Доре взяла Дагона за руку, подняла с подушек и провела его в отгороженное красной шелковой занавеской помещение для сна. Занавеска упала с тихим шорохом, отсекая их от остальных женщин. Дагон огляделся. Здесь ничего не было, кроме большой перины, брошенной на деревянное возвышение.
— На колени, раб! — скомандовала Доре. — Пора тебе понять, что отныне твои властительницы — женщины.
Она негрубо, но решительно толкнула его. Первым порывом Дагона было взорваться, но он вовремя успел взять себя в руки. Только завоевав доверие этих негодниц, он сумеет скрыться.
Доре выскользнула из своего простого платья, оставшись обнаженной.
— Заложи руки за голову, раб. Тебе запрещено дотрагиваться до меня, пока я не дам на это своего позволения. Понятно?
— Да, госпожа, — кивнул Дагон.
— Вот и хорошо, — довольно улыбнулась Доре. — Я вознагражу тебя, раб. Можешь полизать мою маленькую щелку, но не смей проникать языком внутрь, пока я не разрешу.
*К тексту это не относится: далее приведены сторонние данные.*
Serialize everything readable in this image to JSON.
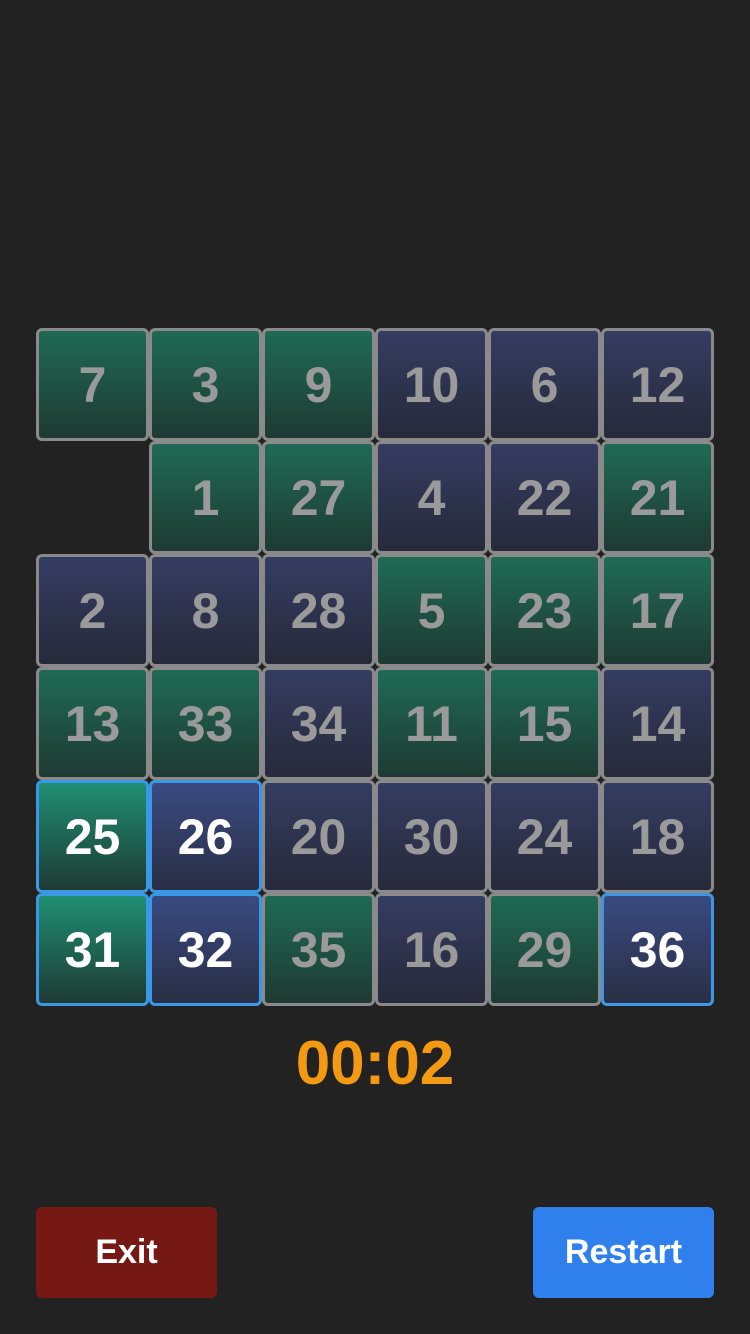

Она растянулась перед ним и расставила ноги так, что кружево светлых завитков очутилось прямо перед его губами. Дагон наклонился и стал гладить кончиком языка сомкнутые створки пухлого венерина холма. Ее пышное тело пахло цветами, а мускусный женский аромат непреодолимо возбуждал Дагона. Он умирал от желания более смелых ласк, но не смел нарушить запрет.
Доре неожиданно выгнулась и обеими руками разомкнула розовые складки, открывая его взгляду потаенные сокровища.
— Ублажи меня, раб, — беззастенчиво потребовала она, — но помни, ты должен держать руки за головой.
Его язык немедленно нашел бутон ее наслаждения и начал снова лизать, сначала нежно, потом все энергичнее. Она оказалась слаще меда, и он зачарованно наблюдал, как крошечная поначалу изюминка растет и наливается багровым цветом.
Доре возбужденно застонала и содрогнулась, достигнув пика наслаждения. Отняв руки, она громко вздохнула:
— Это было чудесно! Обязательно расскажу остальным, как ловко ты владеешь языком, раб. А теперь встань, и я отвечу лаской на ласку.
Дагон поднялся, неспешно размотал набедренную повязку, и Доре, в свою очередь упав на колени, втянула в рот его большой палец.
— М‑м‑м, — пробормотала она, лаская его свободной рукой, — для мужчины у тебя такая мягкая кожа.
Продолжая посасывать каждый его палец по очереди, она неустанно гладила его ягодицы. Дагон стоял неподвижно, глядя на нее сверху вниз. Ничего не скажешь, хорошенькая девчонка, с крепкими круглыми большими грудями, которыми он, несомненно, не раз еще успеет насладиться до рассвета.
— Боги! — прорычал он, когда она неожиданно взяла в рот его плоть. Очевидно, игра с пальцами была всего лишь прелюдией перед основным блюдом. Доре оттянула кожу, коснулась языком бархатистой головки и долго дразнила розовым кончиком напряженный отросток, прежде чем принялась сосать, втягивая в самое горло с такой силой, что он мгновенно затвердел и поднялся. О, как ей удается удержать в изящном ротике столь набухшую громадину?!
Дагон снова застонал и, не в силах сдержаться, исторг в ее глотку любовный нектар.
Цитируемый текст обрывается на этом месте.